Text to Image

Use scripts/render_text_image.py to generate an image and return a local file path. The script can also include a data: image URL when needed.

Prefer the script over hand-writing image payloads. The script already handles:

fixed image width and height
output format: svg, png, jpg, jpeg
temp file output by default under tmp/
absolute and relative file paths in the response
file path, file name, and file size in the response
whole-text color
partial text colors through friendly highlight fields or raw segments
explicit font size
automatic font-size fitting when font_size is omitted
newline-aware wrapping
transparent or solid backgrounds
Windows and macOS font fallback

Input Shape

Pass a JSON spec through --spec-json or --spec-file.

Supported fields:

{
  "text": "HellonWorld",
  "highlight_ranges": [
    { "start": 0, "end": 5, "color": "#111111" },
    { "start": 6, "end": 11, "color": "#ff4d4f" }
  ],
  "highlight_texts": [
    { "match": "World", "color": "#1677ff", "occurrence": "all", "case_sensitive": true }
  ],
  "segments": [
    { "text": "Hello ", "color": "#111111" },
    { "text": "World", "color": "#ff4d4f" }
  ],
  "width": 1200,
  "height": 630,
  "format": "png",
  "font_size": 72,
  "min_font_size": 12,
  "default_color": "#111111",
  "background": "#ffffff",
  "padding": 48,
  "line_height": 1.2,
  "align": "center",
  "valign": "middle",
  "font_family": "Microsoft YaHei, PingFang SC, Arial, sans-serif"
}

Rules:

Provide either text or segments.
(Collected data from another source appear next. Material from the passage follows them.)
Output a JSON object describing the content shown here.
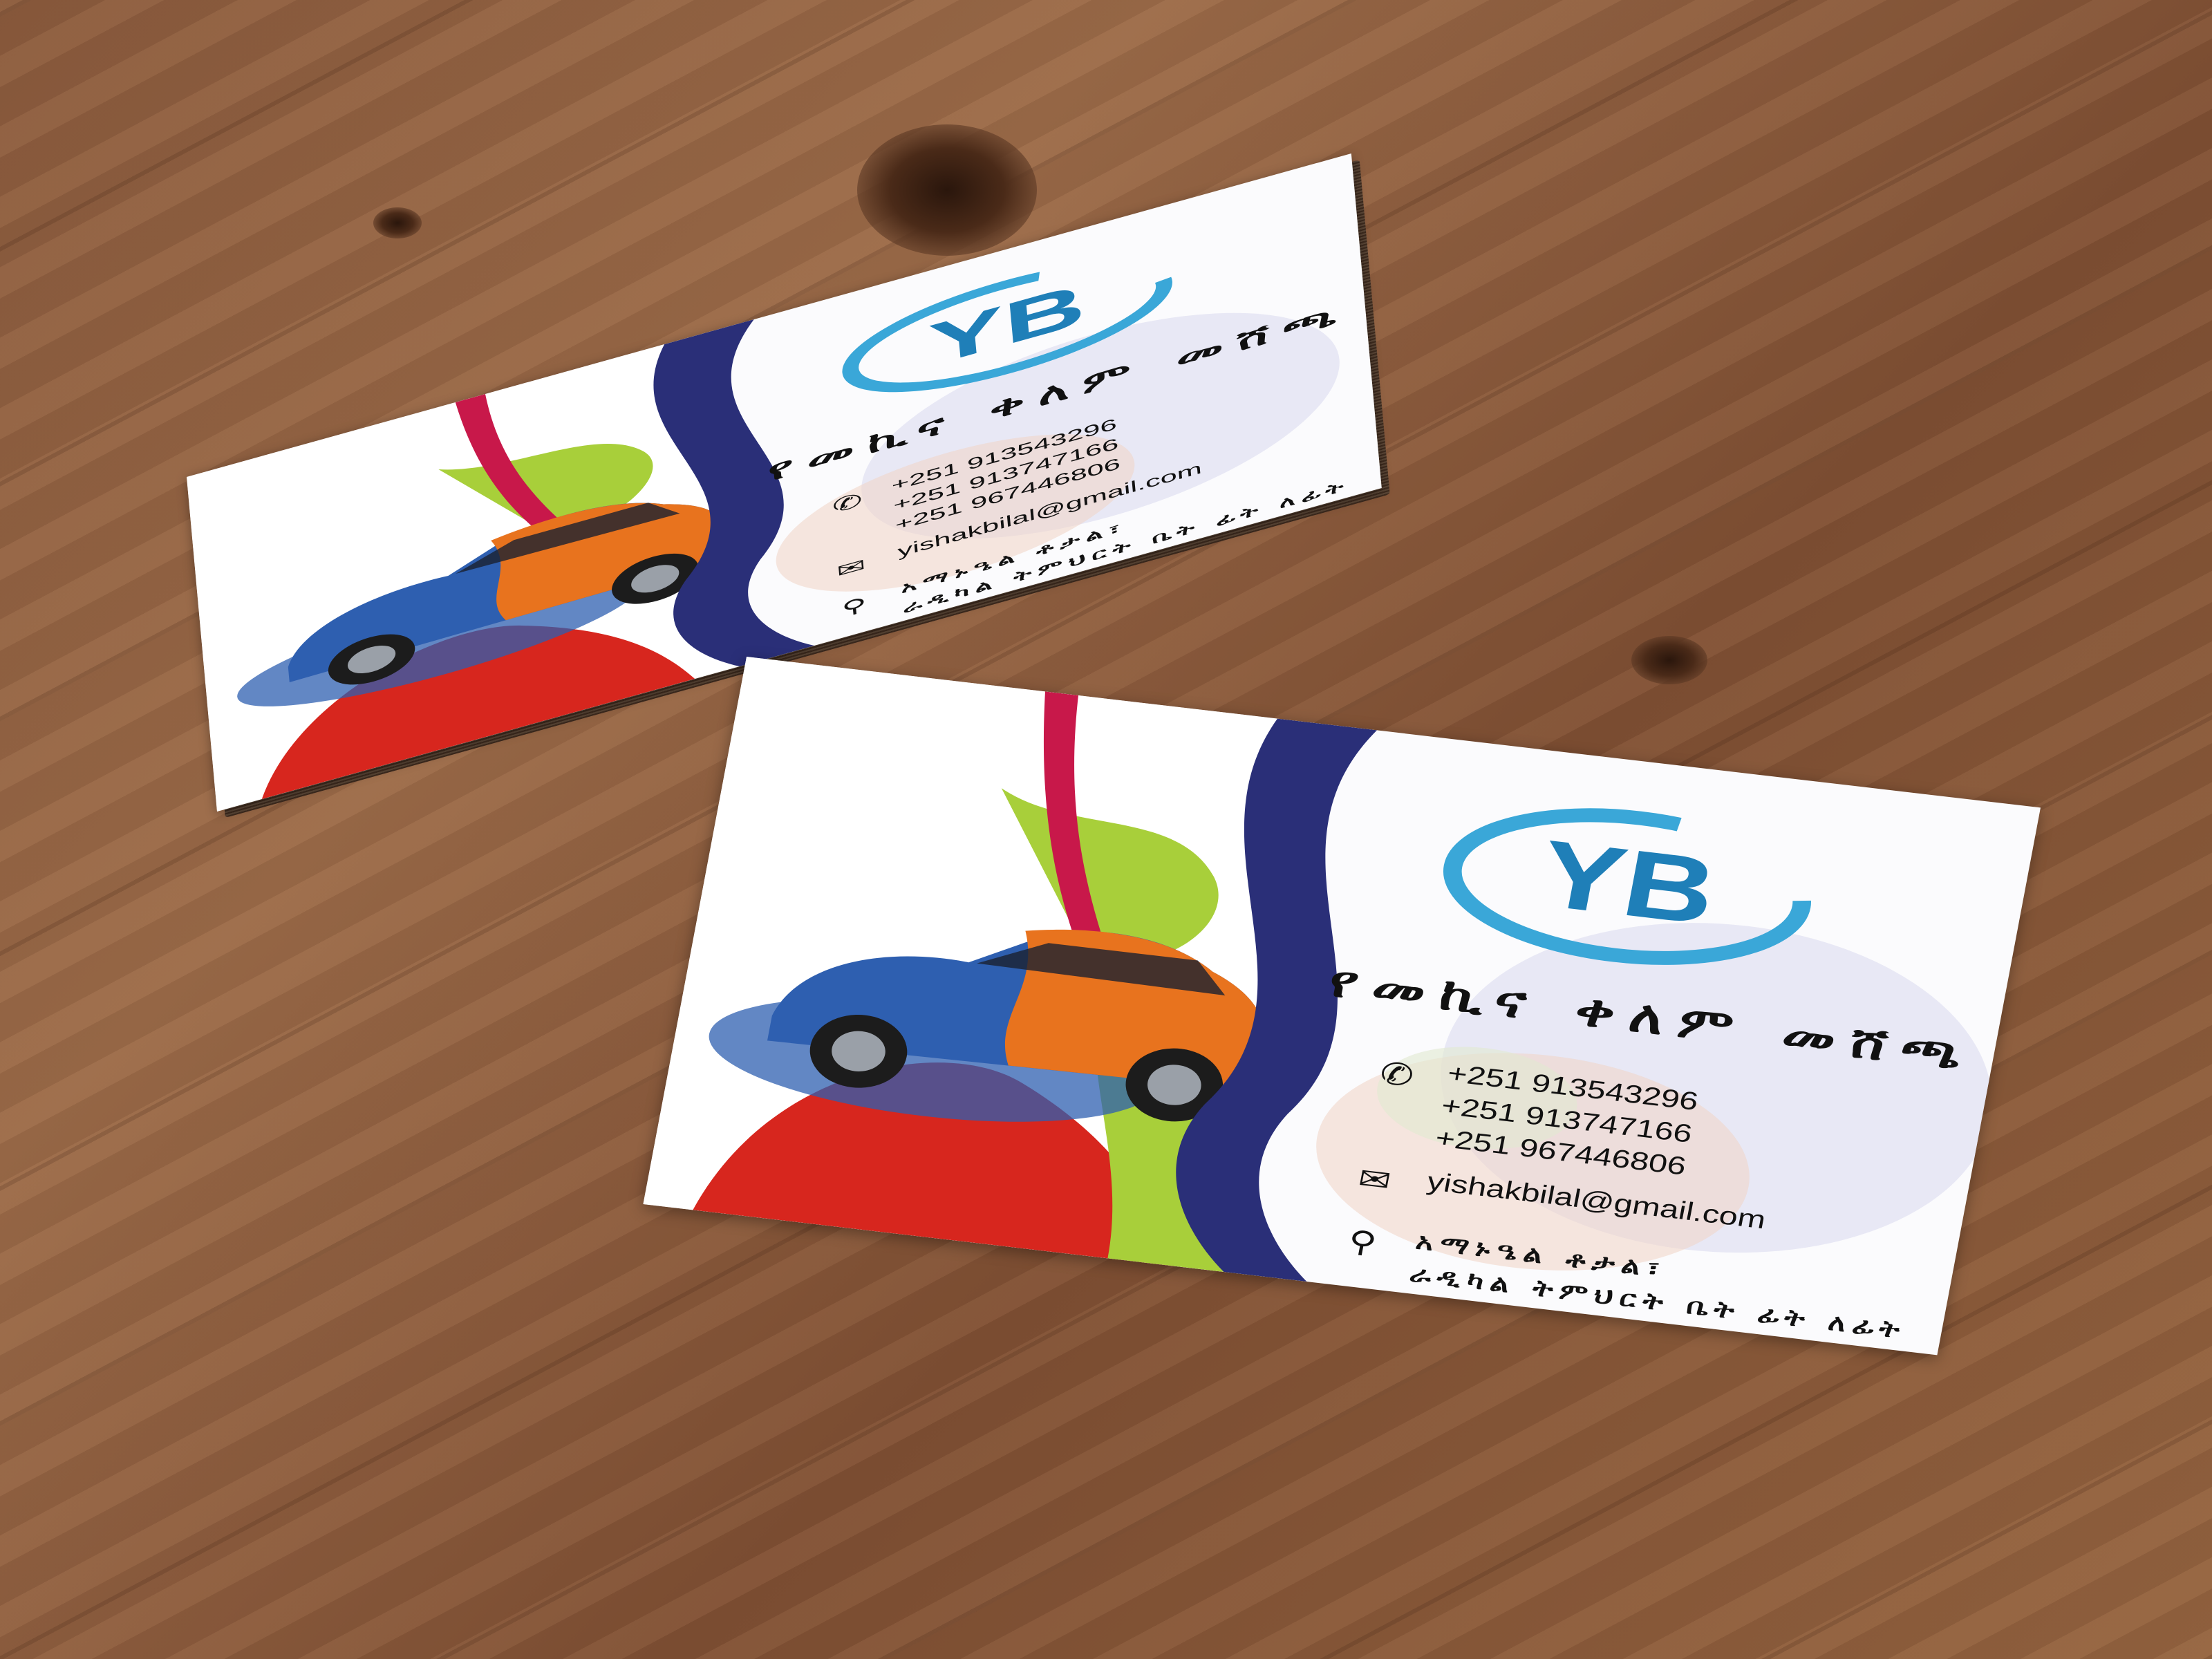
{
  "business": {
    "logo_text": "YB",
    "name": "የመኪና ቀለም መሸጫ",
    "phones": [
      "+251 913543296",
      "+251 913747166",
      "+251 967446806"
    ],
    "email": "yishakbilal@gmail.com",
    "address_line1": "አማኑዔል ቶታል፣",
    "address_line2": "ራዲካል ትምህርት ቤት ፊት ለፊት"
  },
  "colors": {
    "navy_band": "#2a2f78",
    "logo_blue": "#1f7fb8",
    "logo_ring": "#3aa7d8",
    "car_blue": "#2e5fb0",
    "car_orange": "#e8731e",
    "paint_red": "#d7261e",
    "paint_green": "#a8cf3a"
  },
  "icons": {
    "phone": "phone-icon",
    "mail": "envelope-icon",
    "location": "map-pin-icon"
  }
}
If both are present, segments wins.
Prefer text + highlight_texts for simple "make this word red" requests.
Use highlight_ranges when the caller knows character positions.
Use segments only when the caller already has exact pieces split out.
Keep n when a hard line break is required.
Omit font_size to make the script auto-fit the whole text inside the image.
If font_size is provided, the script keeps that size and still wraps lines as needed.
svg is the default format.
Prefer png over jpg for text-heavy images.
If format is jpg or jpeg, transparent background is converted to white.

Priority:

segments
text + highlight_ranges / highlight_texts
text only

Friendly highlight format:

{
  "text": "ClawHub makes text visible",
  "highlight_texts": [
    { "match": "ClawHub", "color": "#1677ff" },
    { "match": "visible", "color": "#fa541c" }
  ]
}

Range format:

{
  "text": "Hello World",
  "highlight_ranges": [
    { "start": 6, "end": 11, "color": "#ff4d4f" }
  ]
}

Recommended Workflow

Build the JSON spec from the user's request.
Run the script.
Return file_path to the caller when the next step is file upload.
Use image_url only when the caller explicitly needs a data URI.

Example:

@'
{
  "segments": [
    { "text": "Claw", "color": "#111111" },
    { "text": "Hub", "color": "#1677ff" }
  ],
  "width": 1024,
  "height": 512,
  "format": "png",
  "background": "#ffffff",
  "padding": 40
}
'@ | Set-Content spec.json

python scripts/render_text_image.py --spec-file spec.json --no-data-url

Output Contract

The script prints JSON:

{
  "file_path": "E:\clawhub\text-to-image\tmp\rendered-0000.png",
  "relative_file_path": "tmp/rendered-0000.png",
  "file_name": "rendered-0000.png",
  "file_size": 21550,
  "mime_type": "image/png",
  "format": "png",
  "width": 1024,
  "height": 512,
  "font_size": 96.0,
  "line_count": 1,
  "resolved_segments": [
    { "text": "Claw", "color": "#111111" },
    { "text": "Hub", "color": "#1677ff" }
  ]
}

Notes

svg is lightweight, crisp, and ideal for text rendering.
png is the best general-purpose bitmap choice for text images.
jpg is supported for compatibility, but it is usually not the best default for text.
Auto-fit uses width-aware wrapping and a font-size search; it is approximate but reliable for mixed Chinese and Latin text.
The script writes files to the skill's own tmp/ folder by default.
Pass --output path.ext to control where the file is written.
Pass --no-data-url when the caller only needs upload-ready file metadata.
On macOS the script tries system fonts such as PingFang and STHeiti before falling back.
On Windows the script tries fonts such as Microsoft YaHei, SimHei, and Arial.
Reusable sample specs live in testcases/, including 13-wrap-example.json for fixed-size wrapping.